Diagnostic imaging is essential for the diagnosis of gallstone ileus. Even though 77.8% of air-fluid levels and 88.9% of abdominal distension cases are diagnosed on plain abdominal radiography, only 37% of pneumobilia cases, a condition unique to gallstone ileus, and 33% of ectopic gallstone cases [14] are diagnosed, thereby making the diagnosis of gallstone ileus based solely on plain radiographic images difficult. At present, CT is considered the most useful tool for diagnosing gallstone ileus. In a prospective study conducted by Yu et al., the diagnostic performance of the criteria used in enhanced CT imaging of small intestinal obstruction, ectopic gallstones, and abnormalities in the gallbladder (pneumobilia, inflamed wall, and thickened wall) had a sensitivity of 93%, specificity of 100%, and accuracy of 99% [15].

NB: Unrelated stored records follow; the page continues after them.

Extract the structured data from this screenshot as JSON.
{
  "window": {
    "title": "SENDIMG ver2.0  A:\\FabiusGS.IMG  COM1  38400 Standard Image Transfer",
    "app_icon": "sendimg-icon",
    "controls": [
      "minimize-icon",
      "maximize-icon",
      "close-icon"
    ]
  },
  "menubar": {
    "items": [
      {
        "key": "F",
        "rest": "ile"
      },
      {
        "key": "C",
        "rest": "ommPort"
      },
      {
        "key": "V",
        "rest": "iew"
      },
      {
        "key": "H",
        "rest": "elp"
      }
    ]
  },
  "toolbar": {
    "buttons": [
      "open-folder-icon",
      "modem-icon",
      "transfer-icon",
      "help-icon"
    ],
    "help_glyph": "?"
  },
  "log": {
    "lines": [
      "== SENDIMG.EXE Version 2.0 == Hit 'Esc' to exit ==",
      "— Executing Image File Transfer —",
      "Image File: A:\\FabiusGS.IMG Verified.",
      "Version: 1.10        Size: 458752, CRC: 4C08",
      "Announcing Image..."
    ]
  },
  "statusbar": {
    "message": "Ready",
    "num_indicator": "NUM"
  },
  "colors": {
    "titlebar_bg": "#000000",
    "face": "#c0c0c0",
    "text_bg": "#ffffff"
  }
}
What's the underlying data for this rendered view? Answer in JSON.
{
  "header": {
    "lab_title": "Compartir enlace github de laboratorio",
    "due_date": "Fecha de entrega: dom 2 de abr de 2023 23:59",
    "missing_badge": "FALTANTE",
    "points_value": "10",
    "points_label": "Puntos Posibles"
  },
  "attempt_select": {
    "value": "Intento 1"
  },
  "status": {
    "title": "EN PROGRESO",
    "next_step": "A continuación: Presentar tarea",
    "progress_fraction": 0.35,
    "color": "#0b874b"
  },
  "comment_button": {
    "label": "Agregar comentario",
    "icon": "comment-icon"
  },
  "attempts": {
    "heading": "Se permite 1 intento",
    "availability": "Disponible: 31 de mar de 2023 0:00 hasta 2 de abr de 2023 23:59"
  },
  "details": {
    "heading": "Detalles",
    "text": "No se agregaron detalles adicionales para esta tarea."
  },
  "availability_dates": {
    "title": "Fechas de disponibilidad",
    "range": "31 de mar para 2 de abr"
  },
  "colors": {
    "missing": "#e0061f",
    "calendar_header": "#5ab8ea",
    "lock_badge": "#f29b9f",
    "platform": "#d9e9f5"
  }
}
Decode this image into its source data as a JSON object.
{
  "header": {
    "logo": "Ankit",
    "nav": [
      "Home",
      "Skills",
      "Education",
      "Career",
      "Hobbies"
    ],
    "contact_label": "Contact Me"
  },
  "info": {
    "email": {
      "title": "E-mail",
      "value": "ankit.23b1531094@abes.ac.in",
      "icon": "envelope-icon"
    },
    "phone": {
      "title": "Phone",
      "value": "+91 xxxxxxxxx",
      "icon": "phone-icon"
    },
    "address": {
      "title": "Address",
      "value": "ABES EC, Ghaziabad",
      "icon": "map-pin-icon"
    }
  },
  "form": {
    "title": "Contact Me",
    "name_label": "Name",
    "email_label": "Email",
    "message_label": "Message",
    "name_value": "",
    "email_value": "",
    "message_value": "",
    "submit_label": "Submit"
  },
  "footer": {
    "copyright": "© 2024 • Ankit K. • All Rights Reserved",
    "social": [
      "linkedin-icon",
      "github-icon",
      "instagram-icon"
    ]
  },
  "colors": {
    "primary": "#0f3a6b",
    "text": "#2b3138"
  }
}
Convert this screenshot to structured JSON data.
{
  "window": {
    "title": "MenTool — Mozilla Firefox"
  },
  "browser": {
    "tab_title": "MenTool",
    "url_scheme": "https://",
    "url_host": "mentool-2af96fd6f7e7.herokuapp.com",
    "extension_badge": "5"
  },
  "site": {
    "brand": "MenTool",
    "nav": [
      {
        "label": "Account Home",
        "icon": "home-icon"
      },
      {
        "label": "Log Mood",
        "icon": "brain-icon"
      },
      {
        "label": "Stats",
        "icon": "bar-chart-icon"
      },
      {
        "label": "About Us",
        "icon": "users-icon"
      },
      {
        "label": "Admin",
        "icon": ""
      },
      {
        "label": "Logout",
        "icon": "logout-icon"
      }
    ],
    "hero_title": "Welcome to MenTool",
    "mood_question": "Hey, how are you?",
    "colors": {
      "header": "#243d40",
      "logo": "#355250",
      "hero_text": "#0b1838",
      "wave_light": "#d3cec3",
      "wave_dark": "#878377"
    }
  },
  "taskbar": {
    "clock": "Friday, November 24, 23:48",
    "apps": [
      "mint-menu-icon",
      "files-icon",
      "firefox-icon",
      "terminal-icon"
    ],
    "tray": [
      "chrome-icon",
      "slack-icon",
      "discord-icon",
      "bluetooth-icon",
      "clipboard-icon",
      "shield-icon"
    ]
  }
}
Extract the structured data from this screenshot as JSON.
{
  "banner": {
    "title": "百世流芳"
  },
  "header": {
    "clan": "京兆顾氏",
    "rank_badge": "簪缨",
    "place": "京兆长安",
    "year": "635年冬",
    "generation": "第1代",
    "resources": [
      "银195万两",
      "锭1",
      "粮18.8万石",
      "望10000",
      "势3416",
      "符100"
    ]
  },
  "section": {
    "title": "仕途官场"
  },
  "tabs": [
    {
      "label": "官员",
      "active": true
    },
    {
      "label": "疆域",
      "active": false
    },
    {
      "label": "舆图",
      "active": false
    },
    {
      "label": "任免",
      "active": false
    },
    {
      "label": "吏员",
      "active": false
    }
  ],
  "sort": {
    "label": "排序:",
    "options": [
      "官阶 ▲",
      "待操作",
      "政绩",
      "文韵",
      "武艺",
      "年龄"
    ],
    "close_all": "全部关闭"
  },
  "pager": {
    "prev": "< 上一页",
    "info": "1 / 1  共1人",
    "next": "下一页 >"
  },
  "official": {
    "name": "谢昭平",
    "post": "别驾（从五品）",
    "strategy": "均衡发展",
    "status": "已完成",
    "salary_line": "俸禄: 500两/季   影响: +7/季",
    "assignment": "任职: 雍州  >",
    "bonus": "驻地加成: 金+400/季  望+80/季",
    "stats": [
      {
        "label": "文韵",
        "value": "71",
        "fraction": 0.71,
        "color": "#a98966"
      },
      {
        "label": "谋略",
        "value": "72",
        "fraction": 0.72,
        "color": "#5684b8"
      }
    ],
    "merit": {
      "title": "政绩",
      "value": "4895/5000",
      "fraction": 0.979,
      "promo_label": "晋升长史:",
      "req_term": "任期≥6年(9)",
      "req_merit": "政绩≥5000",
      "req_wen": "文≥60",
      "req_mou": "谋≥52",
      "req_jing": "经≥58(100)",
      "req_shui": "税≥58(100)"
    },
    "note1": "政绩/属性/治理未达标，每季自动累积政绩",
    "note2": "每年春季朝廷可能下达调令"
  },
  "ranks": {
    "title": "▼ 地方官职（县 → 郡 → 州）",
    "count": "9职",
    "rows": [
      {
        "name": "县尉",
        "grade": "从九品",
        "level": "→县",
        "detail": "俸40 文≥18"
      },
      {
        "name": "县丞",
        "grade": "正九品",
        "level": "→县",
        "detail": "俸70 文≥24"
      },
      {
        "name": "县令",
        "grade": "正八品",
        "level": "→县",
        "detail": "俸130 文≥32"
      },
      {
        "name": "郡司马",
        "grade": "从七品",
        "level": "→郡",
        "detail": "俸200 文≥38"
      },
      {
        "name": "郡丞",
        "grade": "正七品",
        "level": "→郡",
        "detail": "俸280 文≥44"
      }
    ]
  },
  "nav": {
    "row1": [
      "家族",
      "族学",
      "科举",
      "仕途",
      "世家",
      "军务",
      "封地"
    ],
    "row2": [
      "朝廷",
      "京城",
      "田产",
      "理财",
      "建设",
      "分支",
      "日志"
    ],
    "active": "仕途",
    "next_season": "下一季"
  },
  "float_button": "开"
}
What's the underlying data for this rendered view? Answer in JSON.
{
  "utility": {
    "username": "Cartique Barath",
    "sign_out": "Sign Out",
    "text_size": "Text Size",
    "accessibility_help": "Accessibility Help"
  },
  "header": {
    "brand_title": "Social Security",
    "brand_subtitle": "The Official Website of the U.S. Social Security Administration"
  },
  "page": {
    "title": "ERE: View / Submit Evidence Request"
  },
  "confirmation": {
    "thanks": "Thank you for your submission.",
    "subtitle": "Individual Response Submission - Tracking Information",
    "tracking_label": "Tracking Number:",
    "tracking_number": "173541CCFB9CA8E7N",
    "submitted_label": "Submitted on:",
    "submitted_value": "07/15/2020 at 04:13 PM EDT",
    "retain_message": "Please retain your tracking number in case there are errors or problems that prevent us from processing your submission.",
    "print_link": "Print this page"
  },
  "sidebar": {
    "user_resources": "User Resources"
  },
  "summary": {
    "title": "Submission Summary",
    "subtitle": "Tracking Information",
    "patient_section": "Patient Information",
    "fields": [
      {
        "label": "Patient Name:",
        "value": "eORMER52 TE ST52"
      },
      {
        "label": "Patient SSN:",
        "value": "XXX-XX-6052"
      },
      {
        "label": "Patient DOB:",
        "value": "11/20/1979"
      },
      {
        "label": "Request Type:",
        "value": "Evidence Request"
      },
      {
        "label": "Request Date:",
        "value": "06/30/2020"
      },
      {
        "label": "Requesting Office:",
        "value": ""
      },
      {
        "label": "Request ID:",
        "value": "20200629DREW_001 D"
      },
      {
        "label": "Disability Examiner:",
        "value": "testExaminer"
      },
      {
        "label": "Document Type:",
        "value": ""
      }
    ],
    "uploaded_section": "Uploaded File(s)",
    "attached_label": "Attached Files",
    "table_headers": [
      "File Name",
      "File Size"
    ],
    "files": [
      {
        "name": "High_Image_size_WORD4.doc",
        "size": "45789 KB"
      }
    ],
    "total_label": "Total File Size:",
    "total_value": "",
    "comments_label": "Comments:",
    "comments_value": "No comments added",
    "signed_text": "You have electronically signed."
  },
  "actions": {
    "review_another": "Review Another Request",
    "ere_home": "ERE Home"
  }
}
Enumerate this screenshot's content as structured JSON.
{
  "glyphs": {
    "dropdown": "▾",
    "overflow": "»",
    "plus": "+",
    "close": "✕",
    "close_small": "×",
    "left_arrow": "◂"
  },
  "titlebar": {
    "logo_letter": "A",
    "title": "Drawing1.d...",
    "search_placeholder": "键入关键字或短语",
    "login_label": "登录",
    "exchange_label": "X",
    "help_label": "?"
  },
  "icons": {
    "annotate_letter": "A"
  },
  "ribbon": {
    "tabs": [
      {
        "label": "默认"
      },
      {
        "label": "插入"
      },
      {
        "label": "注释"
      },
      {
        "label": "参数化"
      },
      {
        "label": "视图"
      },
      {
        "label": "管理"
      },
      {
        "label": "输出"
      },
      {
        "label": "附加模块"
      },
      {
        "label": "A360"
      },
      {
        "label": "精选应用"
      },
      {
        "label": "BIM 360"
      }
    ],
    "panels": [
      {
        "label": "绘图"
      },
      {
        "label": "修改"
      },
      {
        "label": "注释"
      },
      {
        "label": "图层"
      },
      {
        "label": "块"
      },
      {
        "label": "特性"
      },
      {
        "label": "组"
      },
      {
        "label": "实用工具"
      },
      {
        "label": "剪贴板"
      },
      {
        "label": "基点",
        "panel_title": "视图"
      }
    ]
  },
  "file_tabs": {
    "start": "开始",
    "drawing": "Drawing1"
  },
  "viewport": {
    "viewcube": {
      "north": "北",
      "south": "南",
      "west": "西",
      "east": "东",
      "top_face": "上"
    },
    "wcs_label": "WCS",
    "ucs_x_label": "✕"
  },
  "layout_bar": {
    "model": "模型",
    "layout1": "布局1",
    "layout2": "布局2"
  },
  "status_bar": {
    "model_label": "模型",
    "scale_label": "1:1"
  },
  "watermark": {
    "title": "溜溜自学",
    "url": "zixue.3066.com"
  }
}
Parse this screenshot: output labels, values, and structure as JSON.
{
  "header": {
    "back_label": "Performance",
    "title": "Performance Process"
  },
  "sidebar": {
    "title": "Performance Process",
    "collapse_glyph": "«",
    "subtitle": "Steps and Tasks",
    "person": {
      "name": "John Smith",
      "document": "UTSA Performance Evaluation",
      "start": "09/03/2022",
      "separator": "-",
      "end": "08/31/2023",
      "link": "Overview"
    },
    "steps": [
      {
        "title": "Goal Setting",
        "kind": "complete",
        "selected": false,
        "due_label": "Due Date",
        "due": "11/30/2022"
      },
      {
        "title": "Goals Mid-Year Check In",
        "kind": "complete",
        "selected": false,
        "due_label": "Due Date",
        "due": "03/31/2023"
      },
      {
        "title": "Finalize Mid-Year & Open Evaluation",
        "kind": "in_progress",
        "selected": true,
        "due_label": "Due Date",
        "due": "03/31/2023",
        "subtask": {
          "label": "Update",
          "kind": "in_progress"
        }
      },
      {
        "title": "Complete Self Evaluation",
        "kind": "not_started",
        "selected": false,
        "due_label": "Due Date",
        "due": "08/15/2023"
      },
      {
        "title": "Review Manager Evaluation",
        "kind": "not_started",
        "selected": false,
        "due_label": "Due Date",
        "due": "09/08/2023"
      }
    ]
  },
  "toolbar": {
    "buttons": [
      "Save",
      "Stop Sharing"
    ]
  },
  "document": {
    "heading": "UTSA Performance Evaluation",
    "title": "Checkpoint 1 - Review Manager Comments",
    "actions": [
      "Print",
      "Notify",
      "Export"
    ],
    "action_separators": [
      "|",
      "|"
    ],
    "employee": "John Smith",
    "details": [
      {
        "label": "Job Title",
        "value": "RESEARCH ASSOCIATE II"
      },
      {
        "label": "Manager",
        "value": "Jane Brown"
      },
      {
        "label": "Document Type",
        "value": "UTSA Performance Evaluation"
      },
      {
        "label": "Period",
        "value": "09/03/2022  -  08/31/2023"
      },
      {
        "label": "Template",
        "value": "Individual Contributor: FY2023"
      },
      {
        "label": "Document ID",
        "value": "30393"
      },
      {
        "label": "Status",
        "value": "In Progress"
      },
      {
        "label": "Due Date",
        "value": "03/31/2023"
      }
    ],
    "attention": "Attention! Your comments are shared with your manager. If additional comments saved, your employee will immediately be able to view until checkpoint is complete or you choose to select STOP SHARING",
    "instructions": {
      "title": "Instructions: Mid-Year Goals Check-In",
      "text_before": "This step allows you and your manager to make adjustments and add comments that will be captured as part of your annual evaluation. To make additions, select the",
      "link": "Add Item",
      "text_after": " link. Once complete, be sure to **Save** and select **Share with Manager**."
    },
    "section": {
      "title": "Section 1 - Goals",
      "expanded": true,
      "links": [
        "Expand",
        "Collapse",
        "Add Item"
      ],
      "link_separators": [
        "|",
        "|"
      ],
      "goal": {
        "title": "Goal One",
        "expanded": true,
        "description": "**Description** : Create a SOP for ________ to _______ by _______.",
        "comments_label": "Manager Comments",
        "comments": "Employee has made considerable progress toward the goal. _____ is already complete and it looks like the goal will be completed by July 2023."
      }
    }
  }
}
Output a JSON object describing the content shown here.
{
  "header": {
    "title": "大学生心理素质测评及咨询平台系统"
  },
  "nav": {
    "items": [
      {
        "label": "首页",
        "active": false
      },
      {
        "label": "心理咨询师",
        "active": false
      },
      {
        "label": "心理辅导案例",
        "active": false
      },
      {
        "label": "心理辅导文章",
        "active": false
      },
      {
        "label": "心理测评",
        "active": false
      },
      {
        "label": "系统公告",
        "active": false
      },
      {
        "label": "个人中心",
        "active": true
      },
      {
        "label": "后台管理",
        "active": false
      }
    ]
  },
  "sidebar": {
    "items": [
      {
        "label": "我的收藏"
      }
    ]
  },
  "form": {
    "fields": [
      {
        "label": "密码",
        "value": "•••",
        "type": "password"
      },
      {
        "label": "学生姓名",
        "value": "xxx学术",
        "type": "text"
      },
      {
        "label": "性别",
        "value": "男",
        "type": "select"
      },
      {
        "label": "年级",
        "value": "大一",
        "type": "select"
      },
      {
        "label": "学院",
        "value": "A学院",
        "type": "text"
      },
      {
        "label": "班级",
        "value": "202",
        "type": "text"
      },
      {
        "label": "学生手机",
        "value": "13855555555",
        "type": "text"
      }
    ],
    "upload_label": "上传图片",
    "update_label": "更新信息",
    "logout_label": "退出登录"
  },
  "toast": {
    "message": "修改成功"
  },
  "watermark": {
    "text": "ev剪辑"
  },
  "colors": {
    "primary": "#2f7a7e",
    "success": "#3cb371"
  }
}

In principle, gallstone ileus requires treatment intervention since the disease condition improves naturally in only 4–8% of cases. The goal of intervention is to cure ileus by removing stones from the intestinal tract, which is achieved mostly by surgical intervention, but the use of an endoscope [16–27] and extracorporeal shock wave lithotripsy [28–31] has also been reported. It remains controversial whether to perform stone removal surgery alone or with fistula closure and cholecystectomy. While some suggest that the latter should be performed to prevent the recurrence of cholecystitis and gallstone ileus [32–34], others insist that the possibility of recurrence is low once the stone is removed and that the fistula will close in due course [35, 36]. The present patient was in poor general health and had Child-Pugh grade C cirrhosis as the underlying disease, which led to the indication of endoscopic procedures but not surgical intervention. As a result, the gallstone was evacuated naturally via the transanal route, presumably because of the lack of stenosis in the small intestine and the improvement of intestinal peristalsis after inserting an ileus tube to reduce intestinal pressure on the day of onset.
4. Conclusions
We recently encountered a rare case of gallstone ileus that developed after endoscopic stone removal. The present findings suggest that when endoscopically removing huge stones, surgeons should pay attention to the risk of gastrointestinal obstruction, as well as stone size, and follow patients carefully.
Conflict of Interests
The authors declare that there is no conflict of interests regarding the publication of this paper.